「司正機関(検察、警察、監査院などの機関)掌握のため」と評されていた大統領室民情首席秘書官のポストを新設してから1週間もたたないうちに、大幅な検事長級人事が断行された。キム・ゴンヒ女史の捜査を担当していたソウル中央地検の指揮部が、いずれも「左遷性を帯びた昇進」をし、任期満了まで残り4カ月のイ・ウォンソク検察総長の参謀らも多くが交代したため、「キム女史の捜査についての大統領のメッセージ」だとみなされるとともに「事実上の検察総長不信任」だとの解釈まで示されている。
この日、地方視察を名目として江原道を訪問中だったイ総長は、法務部による人事発表後、14日に予定されていた忠清北道堤川(チェチョン)と忠州(チュンジュ)の訪問日程を取り消した。
13日に断行された検事長級の人事をめぐっては、検察内では「唐突」だとの反応が圧倒的に多い。2月のパク・ソンジェ法務部長官の就任後に検事長人事が予想されていたが、一度延期されたため、陣容が改められるのは9月に新しい検察総長が就任してからになるだろうとの観測が有力だったからだ。
検察総長の任期が4カ月残っている中、参謀である最高検察庁の幹部を大幅に交代させた人事をめぐっては、さまざまな解釈が示されている。
最高検察庁には企画調整部長などの検事長級のポストが8つあるが、今回は反腐敗部長と監察部長を除く6ポストがすべて交代となった。検察のある幹部は「イ総長の『(キム・ゴンヒ女史の)ブランドバッグ疑惑厳正捜査指示』が今回の人事操り上げの決定打になったとみられる。事実上、総長に出て行けと言っている人事だと読み取れる」と話した。
過去に高等検察庁長を務めた弁護士も「通常、新たに検察総長が就任すれば長官と協議して自身の下で働く検事長の人事を行うのが一般的」だとしつつ、「イ総長の立場からすると、新たに任命された幹部たちとのぎこちない同居を数カ月続けなければならない状況だ。9月まで総長職を全うできるか心配だ」と話した。
今回の人事で、キム女史の捜査を担当していたソウル中央地検の指揮部はすべて「左遷性を帯びた昇進」をした。ソウル中央地検長を2年間務めたソン検事長は釜山(プサン)高検長に、刑事1部に割り当てられた「ブランドバッグ疑惑」捜査を指揮していたキム・チャンジン第1次長検事は「流刑地」と呼ばれる法務研修院の企画部長となる。ドイツモーターズ株価操作疑惑の捜査を指揮していたコ・ヒョンゴン第4次長検事も水原(スウォン)高検の次長検事となる。いずれも高検長や検事長で外見上は昇進だが、主要捜査を指揮する重要なポストではない。

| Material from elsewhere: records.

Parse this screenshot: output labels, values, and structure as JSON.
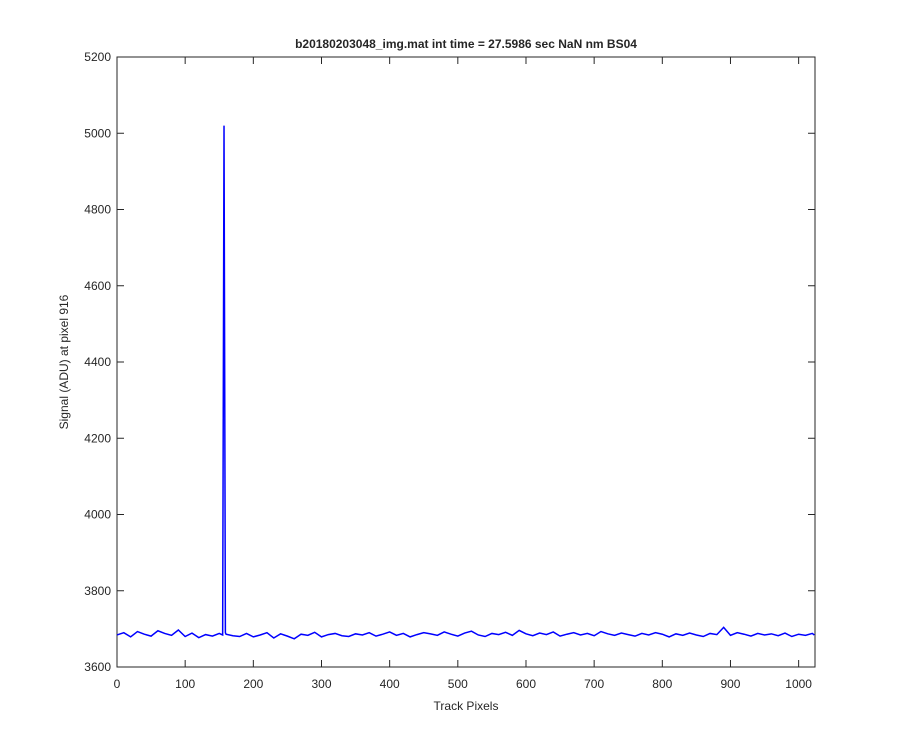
{
  "chart_data": {
    "type": "line",
    "title": "b20180203048_img.mat int time = 27.5986 sec  NaN nm BS04",
    "x_label": "Track Pixels",
    "y_label": "Signal (ADU) at pixel 916",
    "x": [
      0,
      10,
      20,
      30,
      40,
      50,
      60,
      70,
      80,
      90,
      100,
      110,
      120,
      130,
      140,
      150,
      155,
      157,
      159,
      160,
      170,
      180,
      190,
      200,
      210,
      220,
      230,
      240,
      250,
      260,
      270,
      280,
      290,
      300,
      310,
      320,
      330,
      340,
      350,
      360,
      370,
      380,
      390,
      400,
      410,
      420,
      430,
      440,
      450,
      460,
      470,
      480,
      490,
      500,
      510,
      520,
      530,
      540,
      550,
      560,
      570,
      580,
      590,
      600,
      610,
      620,
      630,
      640,
      650,
      660,
      670,
      680,
      690,
      700,
      710,
      720,
      730,
      740,
      750,
      760,
      770,
      780,
      790,
      800,
      810,
      820,
      830,
      840,
      850,
      860,
      870,
      880,
      890,
      900,
      910,
      920,
      930,
      940,
      950,
      960,
      970,
      980,
      990,
      1000,
      1010,
      1020,
      1023
    ],
    "series": [
      {
        "name": "signal",
        "color": "#0000ff",
        "values": [
          3684,
          3690,
          3679,
          3693,
          3686,
          3681,
          3695,
          3688,
          3683,
          3697,
          3680,
          3689,
          3677,
          3685,
          3681,
          3688,
          3684,
          5020,
          3690,
          3686,
          3682,
          3680,
          3688,
          3679,
          3684,
          3690,
          3676,
          3687,
          3681,
          3674,
          3686,
          3683,
          3691,
          3679,
          3685,
          3688,
          3682,
          3680,
          3687,
          3684,
          3690,
          3681,
          3686,
          3692,
          3683,
          3688,
          3679,
          3685,
          3690,
          3687,
          3683,
          3692,
          3686,
          3681,
          3689,
          3694,
          3684,
          3680,
          3688,
          3685,
          3691,
          3683,
          3696,
          3687,
          3682,
          3689,
          3685,
          3692,
          3681,
          3686,
          3690,
          3684,
          3688,
          3682,
          3693,
          3687,
          3683,
          3689,
          3685,
          3681,
          3688,
          3684,
          3690,
          3686,
          3679,
          3687,
          3683,
          3689,
          3684,
          3680,
          3688,
          3685,
          3704,
          3683,
          3690,
          3686,
          3681,
          3688,
          3684,
          3687,
          3682,
          3689,
          3680,
          3686,
          3683,
          3688,
          3684
        ]
      }
    ],
    "xlim": [
      0,
      1024
    ],
    "ylim": [
      3600,
      5200
    ],
    "xticks": [
      0,
      100,
      200,
      300,
      400,
      500,
      600,
      700,
      800,
      900,
      1000
    ],
    "yticks": [
      3600,
      3800,
      4000,
      4200,
      4400,
      4600,
      4800,
      5000,
      5200
    ],
    "grid": false
  }
}
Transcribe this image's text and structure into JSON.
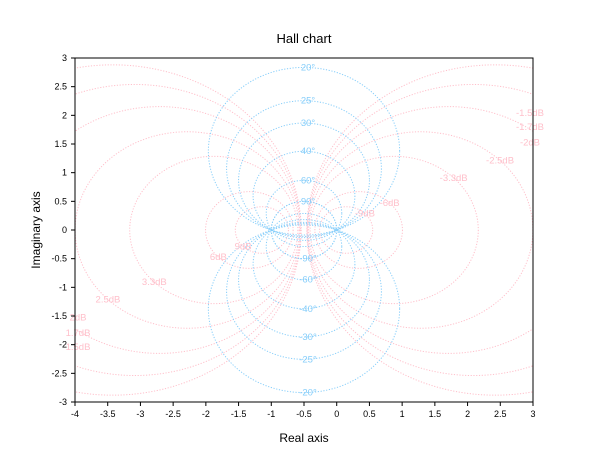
{
  "chart_data": {
    "type": "line",
    "title": "Hall chart",
    "xlabel": "Real axis",
    "ylabel": "Imaginary axis",
    "xlim": [
      -4,
      3
    ],
    "ylim": [
      -3,
      3
    ],
    "x_ticks": [
      "-4",
      "-3.5",
      "-3",
      "-2.5",
      "-2",
      "-1.5",
      "-1",
      "-0.5",
      "0",
      "0.5",
      "1",
      "1.5",
      "2",
      "2.5",
      "3"
    ],
    "y_ticks": [
      "-3",
      "-2.5",
      "-2",
      "-1.5",
      "-1",
      "-0.5",
      "0",
      "0.5",
      "1",
      "1.5",
      "2",
      "2.5",
      "3"
    ],
    "grid": false,
    "series": [
      {
        "color": "#ffc0cb",
        "values_db": [
          -1.5,
          -1.7,
          -2,
          -2.5,
          -3.3,
          -6,
          -9,
          9,
          6,
          3.3,
          2.5,
          2,
          1.7,
          1.5
        ],
        "labels": [
          "-1.5dB",
          "-1.7dB",
          "-2dB",
          "-2.5dB",
          "-3.3dB",
          "-6dB",
          "-9dB",
          "9dB",
          "6dB",
          "3.3dB",
          "2.5dB",
          "2dB",
          "1.7dB",
          "1.5dB"
        ]
      },
      {
        "color": "#87cefa",
        "values_deg": [
          20,
          25,
          30,
          40,
          60,
          90,
          -90,
          -60,
          -40,
          -30,
          -25,
          -20
        ],
        "labels": [
          "20°",
          "25°",
          "30°",
          "40°",
          "60°",
          "90°",
          "-90°",
          "-60°",
          "-40°",
          "-30°",
          "-25°",
          "-20°"
        ]
      }
    ]
  }
}
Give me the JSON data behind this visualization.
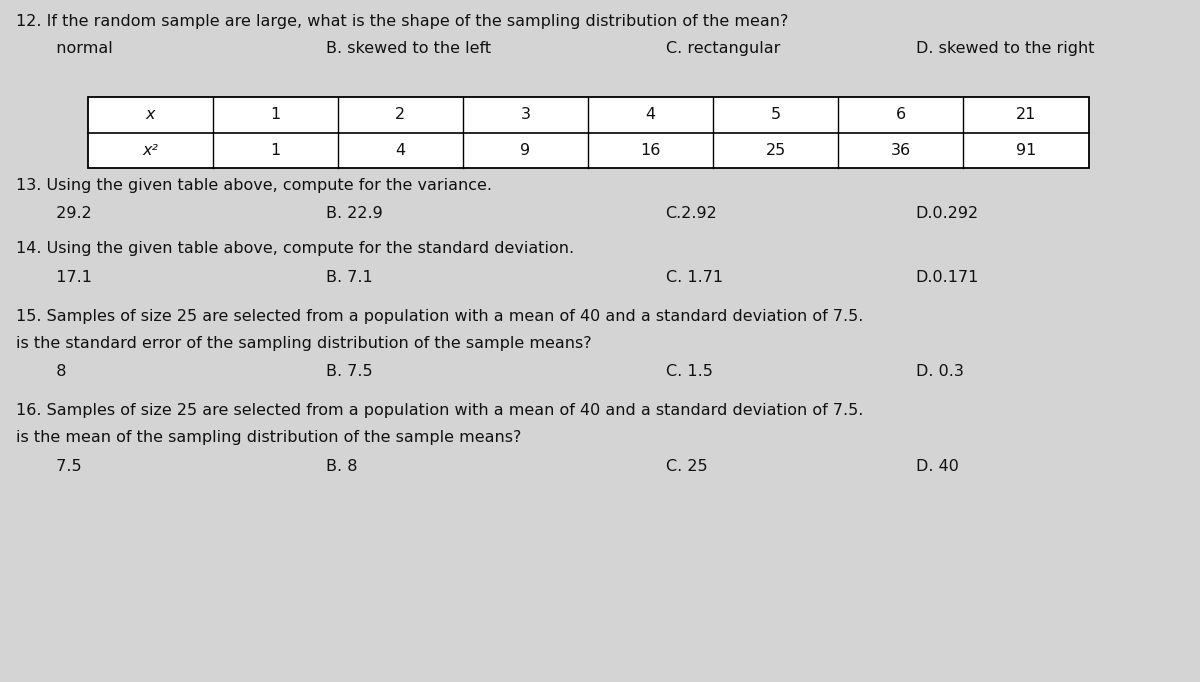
{
  "bg_color": "#d4d4d4",
  "text_color": "#111111",
  "q12": {
    "question": "12. If the random sample are large, what is the shape of the sampling distribution of the mean?",
    "options": [
      "  normal",
      "B. skewed to the left",
      "C. rectangular",
      "D. skewed to the right"
    ]
  },
  "table": {
    "headers": [
      "x",
      "1",
      "2",
      "3",
      "4",
      "5",
      "6",
      "21"
    ],
    "row2_label": "x²",
    "row2_values": [
      "1",
      "4",
      "9",
      "16",
      "25",
      "36",
      "91"
    ]
  },
  "q13": {
    "question": "13. Using the given table above, compute for the variance.",
    "options": [
      "  29.2",
      "B. 22.9",
      "C.2.92",
      "D.0.292"
    ]
  },
  "q14": {
    "question": "14. Using the given table above, compute for the standard deviation.",
    "options": [
      "  17.1",
      "B. 7.1",
      "C. 1.71",
      "D.0.171"
    ]
  },
  "q15": {
    "question": "15. Samples of size 25 are selected from a population with a mean of 40 and a standard deviation of 7.5.",
    "question2": "is the standard error of the sampling distribution of the sample means?",
    "options": [
      "  8",
      "B. 7.5",
      "C. 1.5",
      "D. 0.3"
    ]
  },
  "q16": {
    "question": "16. Samples of size 25 are selected from a population with a mean of 40 and a standard deviation of 7.5.",
    "question2": "is the mean of the sampling distribution of the sample means?",
    "options": [
      "  7.5",
      "B. 8",
      "C. 25",
      "D. 40"
    ]
  }
}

今回の人事は、尹大統領が「民情首席室の廃止」という公約を覆してまで検察出身者を民情首席に任命した直後になされた。尹大統領が「検察の先輩」を民情首席に任命した背景について、検察の内外では「検察を統制するため」だとの分析が示されている。
尹大統領と「国民の力のハン・ドンフン前非常対策委員長、およびそれに近い検事たち」の関係が疎遠になった決定的なきっかけは、総選挙前にキム女史を出頭させて調査せよとの要求だったと言われる。当時もキム女史の調査を要求した人々を大勢交代させる人事が予定されていたが、総選挙後へと突如延期されたと言われる。今回はその延期した人事を断行した、との見方が支配的だ。かつて検察の幹部を務めた弁護士は、「尹大統領が総選挙後に『キム女史の調査を要求した者』たちの多くを人事措置したもの」だと語った。
全州(チョンジュ)地検のイ・チャンス地検長は、尹大統領の検察人脈の中でもハン前委員長との関係のない、数少ない人物とされる。イ地検長は、尹大統領の検察総長在任時に最高検察庁報道官を務めたことで大統領の信任を得たという。